Where defendant was charged with failure to identify herself when lawfully detained, this court is bound by the Court of Criminal Appeals in Woods that a motion to suppress can’t be used to litigate the lawfulness of the initial detention. Gonzalez v. State, 2016 Tex. App. LEXIS 9751 (Tex. App. – Corpus Christi – Edinburg Sept. 1, 2016):

A suppression hearing is for the limited purpose of addressing preliminary matters, not the merits of the case itself, and it may not be used to decide the sufficiency of the evidence to support an element of the offense. See State v. Iduarte, 268 S.W.3d 544, 551-52 (Tex. Crim. App. 2008); Woods v. State, 153 S.W.3d 413, 415 (Tex. Crim. App. 2005) (holding that statutes authorizing pre-trial proceedings do not contemplate a “mini-trial” on the sufficiency of the evidence to support an element of the offense). In Woods, for example, the court of criminal appeals concluded that the defendant could not use a motion to suppress to challenge the legality of his detention in connection with a prosecution for evading arrest or detention, an element of which requires that the attempt to arrest or detain him be lawful. See Woods, 153 S.W.3d at 415; see also Tex. Penal Code Ann. § 38.04 (West, Westlaw through 2015 R.S.).

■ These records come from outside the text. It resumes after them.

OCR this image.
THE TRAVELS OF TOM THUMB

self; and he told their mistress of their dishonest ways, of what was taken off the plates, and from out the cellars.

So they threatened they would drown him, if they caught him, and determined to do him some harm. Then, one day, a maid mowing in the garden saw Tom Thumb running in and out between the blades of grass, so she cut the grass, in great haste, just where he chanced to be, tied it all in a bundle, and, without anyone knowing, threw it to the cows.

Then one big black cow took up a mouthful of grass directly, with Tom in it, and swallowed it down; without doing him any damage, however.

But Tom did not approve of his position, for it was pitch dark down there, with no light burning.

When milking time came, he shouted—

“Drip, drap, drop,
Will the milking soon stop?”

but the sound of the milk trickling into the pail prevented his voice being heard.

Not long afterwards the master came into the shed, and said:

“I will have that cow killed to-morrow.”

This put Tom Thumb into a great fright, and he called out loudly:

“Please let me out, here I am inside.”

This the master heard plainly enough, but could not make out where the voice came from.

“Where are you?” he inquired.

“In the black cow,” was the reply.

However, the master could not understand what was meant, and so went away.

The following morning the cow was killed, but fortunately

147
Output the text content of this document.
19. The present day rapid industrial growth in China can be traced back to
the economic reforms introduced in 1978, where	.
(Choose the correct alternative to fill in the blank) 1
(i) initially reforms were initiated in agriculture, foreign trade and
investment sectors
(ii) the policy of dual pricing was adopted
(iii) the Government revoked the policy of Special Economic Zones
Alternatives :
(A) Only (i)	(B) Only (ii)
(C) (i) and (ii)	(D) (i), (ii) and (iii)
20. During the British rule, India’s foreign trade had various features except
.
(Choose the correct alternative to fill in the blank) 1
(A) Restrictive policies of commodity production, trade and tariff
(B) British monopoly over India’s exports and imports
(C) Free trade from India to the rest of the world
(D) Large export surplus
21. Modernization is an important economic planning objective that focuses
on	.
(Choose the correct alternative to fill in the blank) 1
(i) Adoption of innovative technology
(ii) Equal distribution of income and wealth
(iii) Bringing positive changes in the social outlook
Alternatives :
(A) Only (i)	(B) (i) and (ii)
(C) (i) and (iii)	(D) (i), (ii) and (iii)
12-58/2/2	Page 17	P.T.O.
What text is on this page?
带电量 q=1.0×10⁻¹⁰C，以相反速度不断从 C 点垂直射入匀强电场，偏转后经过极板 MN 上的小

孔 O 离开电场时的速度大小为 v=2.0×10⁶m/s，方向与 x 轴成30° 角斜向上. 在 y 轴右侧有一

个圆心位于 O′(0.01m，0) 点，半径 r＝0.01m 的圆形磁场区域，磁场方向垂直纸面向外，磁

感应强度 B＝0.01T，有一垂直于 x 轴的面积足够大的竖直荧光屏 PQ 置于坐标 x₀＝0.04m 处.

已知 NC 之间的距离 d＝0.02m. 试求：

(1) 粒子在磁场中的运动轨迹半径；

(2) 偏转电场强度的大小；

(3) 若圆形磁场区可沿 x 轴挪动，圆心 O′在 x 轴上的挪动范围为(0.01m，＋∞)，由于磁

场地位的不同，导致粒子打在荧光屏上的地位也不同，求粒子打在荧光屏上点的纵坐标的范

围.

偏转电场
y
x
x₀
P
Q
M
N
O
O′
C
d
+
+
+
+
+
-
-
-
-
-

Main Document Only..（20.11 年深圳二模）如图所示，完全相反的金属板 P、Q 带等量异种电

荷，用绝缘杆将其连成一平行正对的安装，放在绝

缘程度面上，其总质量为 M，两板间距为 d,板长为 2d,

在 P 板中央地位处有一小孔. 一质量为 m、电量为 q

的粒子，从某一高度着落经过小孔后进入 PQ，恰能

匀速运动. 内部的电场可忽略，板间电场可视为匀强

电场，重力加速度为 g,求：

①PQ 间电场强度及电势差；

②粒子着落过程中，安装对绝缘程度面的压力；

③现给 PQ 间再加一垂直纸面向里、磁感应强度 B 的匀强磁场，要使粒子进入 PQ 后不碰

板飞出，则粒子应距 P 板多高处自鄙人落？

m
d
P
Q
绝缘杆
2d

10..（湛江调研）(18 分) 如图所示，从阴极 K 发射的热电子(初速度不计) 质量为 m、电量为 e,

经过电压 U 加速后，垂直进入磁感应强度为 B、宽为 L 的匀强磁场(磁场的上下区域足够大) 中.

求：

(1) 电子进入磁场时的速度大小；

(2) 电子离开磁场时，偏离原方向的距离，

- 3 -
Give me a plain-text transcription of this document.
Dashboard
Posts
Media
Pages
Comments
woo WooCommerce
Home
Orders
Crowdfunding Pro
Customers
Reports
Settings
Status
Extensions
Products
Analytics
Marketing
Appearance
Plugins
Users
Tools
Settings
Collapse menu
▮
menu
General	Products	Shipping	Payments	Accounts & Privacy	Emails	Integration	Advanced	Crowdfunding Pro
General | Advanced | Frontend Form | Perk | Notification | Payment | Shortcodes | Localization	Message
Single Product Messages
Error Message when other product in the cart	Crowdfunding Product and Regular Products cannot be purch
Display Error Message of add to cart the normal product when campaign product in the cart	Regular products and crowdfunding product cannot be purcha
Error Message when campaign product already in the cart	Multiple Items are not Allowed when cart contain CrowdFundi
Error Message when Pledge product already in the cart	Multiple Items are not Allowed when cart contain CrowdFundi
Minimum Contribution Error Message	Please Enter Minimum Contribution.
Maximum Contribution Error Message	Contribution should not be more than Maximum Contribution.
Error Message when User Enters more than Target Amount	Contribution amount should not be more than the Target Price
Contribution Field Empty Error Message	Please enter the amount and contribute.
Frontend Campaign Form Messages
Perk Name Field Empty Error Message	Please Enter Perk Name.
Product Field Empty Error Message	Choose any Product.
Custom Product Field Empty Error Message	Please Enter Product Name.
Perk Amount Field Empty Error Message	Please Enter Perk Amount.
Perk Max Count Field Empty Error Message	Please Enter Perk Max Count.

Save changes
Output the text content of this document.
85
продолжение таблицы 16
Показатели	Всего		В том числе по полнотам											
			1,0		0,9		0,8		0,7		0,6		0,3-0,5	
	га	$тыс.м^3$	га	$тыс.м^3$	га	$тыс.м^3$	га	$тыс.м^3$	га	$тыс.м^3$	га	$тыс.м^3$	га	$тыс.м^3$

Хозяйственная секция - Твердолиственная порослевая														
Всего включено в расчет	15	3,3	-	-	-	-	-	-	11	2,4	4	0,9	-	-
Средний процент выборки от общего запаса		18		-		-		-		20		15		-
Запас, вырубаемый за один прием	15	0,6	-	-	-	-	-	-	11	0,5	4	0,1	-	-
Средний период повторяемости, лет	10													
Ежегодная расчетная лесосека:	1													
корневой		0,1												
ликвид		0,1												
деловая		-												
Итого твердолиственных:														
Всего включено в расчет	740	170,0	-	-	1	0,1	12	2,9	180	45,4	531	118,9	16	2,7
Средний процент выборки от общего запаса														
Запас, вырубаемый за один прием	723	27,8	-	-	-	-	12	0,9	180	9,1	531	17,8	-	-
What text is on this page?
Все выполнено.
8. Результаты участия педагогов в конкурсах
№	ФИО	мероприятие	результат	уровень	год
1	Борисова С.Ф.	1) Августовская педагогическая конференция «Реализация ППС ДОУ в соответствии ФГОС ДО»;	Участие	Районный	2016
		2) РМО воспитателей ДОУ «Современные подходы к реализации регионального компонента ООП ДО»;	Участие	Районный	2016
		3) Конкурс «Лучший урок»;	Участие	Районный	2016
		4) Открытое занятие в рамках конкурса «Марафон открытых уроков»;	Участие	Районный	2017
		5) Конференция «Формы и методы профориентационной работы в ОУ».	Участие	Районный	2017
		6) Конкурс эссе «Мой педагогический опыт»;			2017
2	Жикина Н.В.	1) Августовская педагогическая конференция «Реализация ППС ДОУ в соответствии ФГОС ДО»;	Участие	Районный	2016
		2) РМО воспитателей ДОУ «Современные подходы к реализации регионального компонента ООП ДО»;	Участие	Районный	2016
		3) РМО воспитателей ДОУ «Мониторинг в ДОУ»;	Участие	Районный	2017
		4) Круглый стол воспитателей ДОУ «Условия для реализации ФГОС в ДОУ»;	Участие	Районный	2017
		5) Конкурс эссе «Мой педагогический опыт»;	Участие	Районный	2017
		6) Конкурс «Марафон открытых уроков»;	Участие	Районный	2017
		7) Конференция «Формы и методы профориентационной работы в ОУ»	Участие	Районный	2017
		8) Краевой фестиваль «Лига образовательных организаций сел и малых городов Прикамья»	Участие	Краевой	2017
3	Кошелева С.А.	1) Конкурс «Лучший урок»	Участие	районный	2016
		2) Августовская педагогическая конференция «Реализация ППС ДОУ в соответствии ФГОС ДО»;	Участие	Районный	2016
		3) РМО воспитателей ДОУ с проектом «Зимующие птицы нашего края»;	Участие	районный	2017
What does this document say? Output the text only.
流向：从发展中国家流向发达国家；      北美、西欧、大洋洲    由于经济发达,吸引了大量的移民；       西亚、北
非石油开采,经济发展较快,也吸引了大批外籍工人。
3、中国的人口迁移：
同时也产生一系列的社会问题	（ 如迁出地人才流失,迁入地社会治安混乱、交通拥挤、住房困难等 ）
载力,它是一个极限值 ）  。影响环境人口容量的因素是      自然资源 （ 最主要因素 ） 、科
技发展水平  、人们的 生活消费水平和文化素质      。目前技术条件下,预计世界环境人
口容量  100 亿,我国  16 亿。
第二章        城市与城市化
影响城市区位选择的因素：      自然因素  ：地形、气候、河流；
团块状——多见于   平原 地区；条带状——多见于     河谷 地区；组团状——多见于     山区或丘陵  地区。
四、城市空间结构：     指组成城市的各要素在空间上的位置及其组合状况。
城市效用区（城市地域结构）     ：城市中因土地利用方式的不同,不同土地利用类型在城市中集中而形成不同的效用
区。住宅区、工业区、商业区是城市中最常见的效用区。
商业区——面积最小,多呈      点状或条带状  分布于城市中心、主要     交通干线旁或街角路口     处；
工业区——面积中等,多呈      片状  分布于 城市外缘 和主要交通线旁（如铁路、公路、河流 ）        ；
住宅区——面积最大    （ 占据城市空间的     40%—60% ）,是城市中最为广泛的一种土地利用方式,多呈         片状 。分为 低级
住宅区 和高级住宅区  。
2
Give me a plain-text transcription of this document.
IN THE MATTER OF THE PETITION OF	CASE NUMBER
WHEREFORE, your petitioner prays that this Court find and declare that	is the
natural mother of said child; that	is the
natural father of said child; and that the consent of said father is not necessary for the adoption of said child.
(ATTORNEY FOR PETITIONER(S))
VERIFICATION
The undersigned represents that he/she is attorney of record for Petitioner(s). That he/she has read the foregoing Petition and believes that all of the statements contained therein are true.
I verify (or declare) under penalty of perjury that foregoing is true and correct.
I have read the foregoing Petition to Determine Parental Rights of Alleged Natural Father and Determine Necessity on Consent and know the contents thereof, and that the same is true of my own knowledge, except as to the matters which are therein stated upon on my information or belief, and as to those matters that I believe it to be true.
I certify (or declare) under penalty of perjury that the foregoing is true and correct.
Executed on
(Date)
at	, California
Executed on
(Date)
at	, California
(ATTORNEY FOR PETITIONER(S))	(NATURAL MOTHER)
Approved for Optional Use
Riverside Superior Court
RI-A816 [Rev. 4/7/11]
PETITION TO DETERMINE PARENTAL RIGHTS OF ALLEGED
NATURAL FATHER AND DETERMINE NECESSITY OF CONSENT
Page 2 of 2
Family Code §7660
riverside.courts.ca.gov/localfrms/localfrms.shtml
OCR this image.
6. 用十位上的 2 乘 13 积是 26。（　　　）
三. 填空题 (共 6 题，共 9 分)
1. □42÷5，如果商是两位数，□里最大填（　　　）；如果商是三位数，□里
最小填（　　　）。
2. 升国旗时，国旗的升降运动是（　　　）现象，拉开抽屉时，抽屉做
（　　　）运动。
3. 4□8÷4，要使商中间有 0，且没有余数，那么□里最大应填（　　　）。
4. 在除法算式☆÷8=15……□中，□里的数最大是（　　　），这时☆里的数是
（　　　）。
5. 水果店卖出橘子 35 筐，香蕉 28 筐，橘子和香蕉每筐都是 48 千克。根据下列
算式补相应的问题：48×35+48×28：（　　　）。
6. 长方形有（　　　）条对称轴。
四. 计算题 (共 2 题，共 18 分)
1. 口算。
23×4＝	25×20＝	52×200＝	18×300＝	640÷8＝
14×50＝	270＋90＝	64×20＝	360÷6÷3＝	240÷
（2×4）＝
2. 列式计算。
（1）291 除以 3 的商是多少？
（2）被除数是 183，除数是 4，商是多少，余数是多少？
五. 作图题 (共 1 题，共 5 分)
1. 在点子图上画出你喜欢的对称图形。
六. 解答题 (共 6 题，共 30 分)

In the present case, as in Woods, lawful detention is an element of the charged offense of failure to identify. See Tex. Penal Code Ann. § 38.02(2) (“A person commits an offense if he intentionally gives a false or fictitious name … to a peace officer who has … lawfully detained the person.” (emphasis added)). Applying the reasoning in Woods, by asking the trial judge to suppress the arrest and the details of failing to provide her name to the officer, Gonzalez was in effect asking the trial judge to rule on whether the State had proof of an element of the offense. See Woods, 153 S.W.3d at 415. She was asking the trial judge to address the merits of the case itself, not to address issues that can be determined before there is a trial on the general issue of the case. See id. As the Woods Court reasoned, Gonzalez, in essence, tried to argue in her motion and now on appeal that the State could not prove one of the elements of the crime; that the State could not prove that the detention for which she provided a false or fictitious name was lawful because it was unreasonable. See id. If the trial judge granted Gonzalez’s motion to suppress her misidentification and ensuing detention, the State could no longer prosecute Gonzalez for failure to identify. See id. Gonzalez was asking the judge to rule whether or not an offense had actually been committed. See id.